Law Abiding Citizen

Dave Elliot

Anthony Hopkins, were he dead, would be spinning in his grave. Since Hannibal Lecter nibbled his way onto law_abiding_citizen19screens nearly two decades ago, cinematic serial killers have really let the homicidal side down. Insanity has become a depressingly, well, sanitized game of what-limb-shall-we-take-off-first (here’s looking at you, Jigsaw, you twat).

Now it’s scary Scot Gerard Butler’s turn to step up to the plate, though nobody seems to have thought that an actor still getting offered lead roles off the back of slo-mo splatterfest 300 might be a bit of a dodgy choice. Regardless…

Butler plays Clyde Shelton, engineer extraordinaire, whose wife and daughter are raped and killed during a rather horrifying home invasion.

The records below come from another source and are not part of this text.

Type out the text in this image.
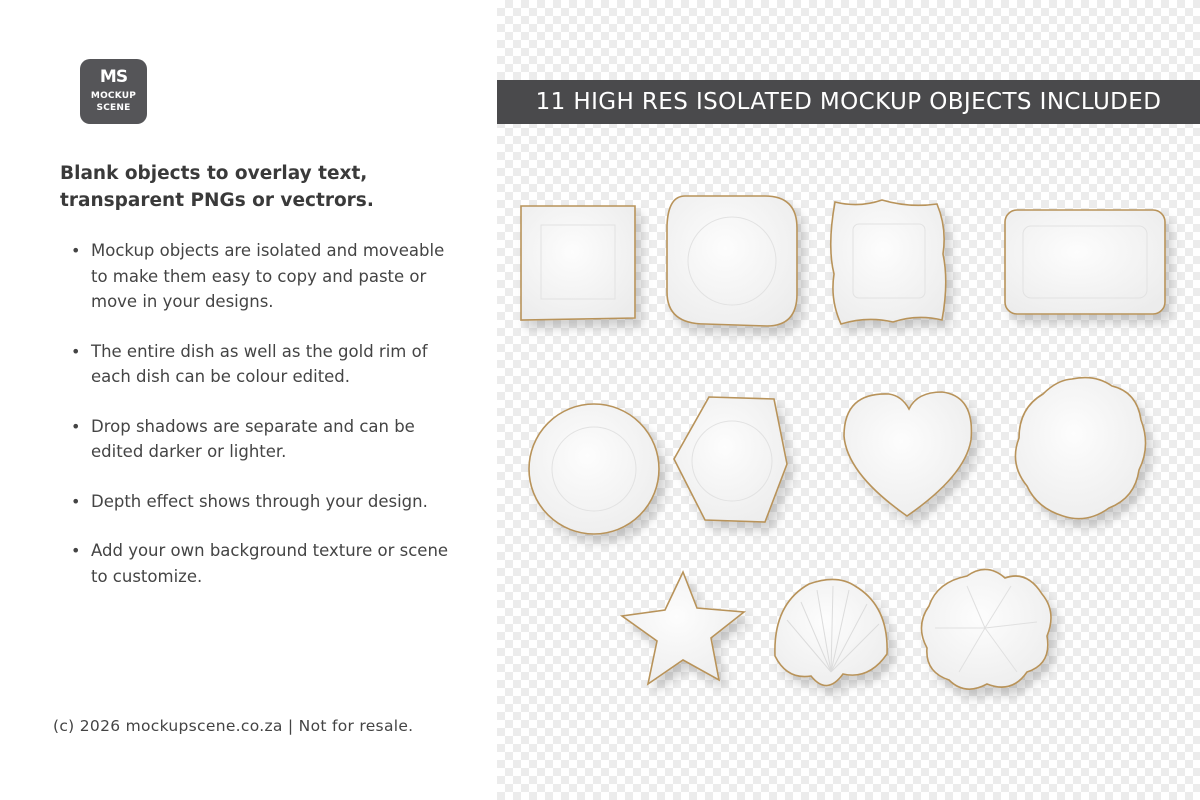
MS
MOCKUP
SCENE
Blank objects to overlay text, transparent PNGs or vectrors.
• Mockup objects are isolated and moveable to make them easy to copy and paste or move in your designs.
• The entire dish as well as the gold rim of each dish can be colour edited.
• Drop shadows are separate and can be edited darker or lighter.
• Depth effect shows through your design.
• Add your own background texture or scene to customize.
(c) 2026 mockupscene.co.za | Not for resale.
11 HIGH RES ISOLATED MOCKUP OBJECTS INCLUDED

Despite Shelton’s appeals to hotshot lawyer Nick Rice (Jamie Foxx) to press the case in court, principal perp Clarence Derby (Christian Stolte) manages to exchange a confession for a criminally light sentence.

Ten years pass without incident; that is until Shelton, driven mad with grief at his loss and the failure of the justice system to do its job, begins to target those he held responsible, in increasingly gruesome and ingenious ways.

The film is tightly plotted and the script (for the most part) manages to keep up with it. Unfortunately, tight doesn’t mean especially original, and the bastard love child of Silence of the Lambs and Prison Break was always going to be an ugly baby.

Gerard does the job well enough, even if his Glaswegian accent consistently pokes its head up like a Highland prairie dog; but it’s hard to shake the feeling that, despite all the accolades, Jamie Foxx really is a bit of a wank actor. He does a fantastic line in grimaces, which erupt all over his face at regular intervals, but aside from that is completely unconvincing as Rice. Thank God then that the film possesses enough zip to speed over its many large, character-shaped holes, to deposit you safely on the other side, reasonably entertained, slightly more skint and utterly unimproved.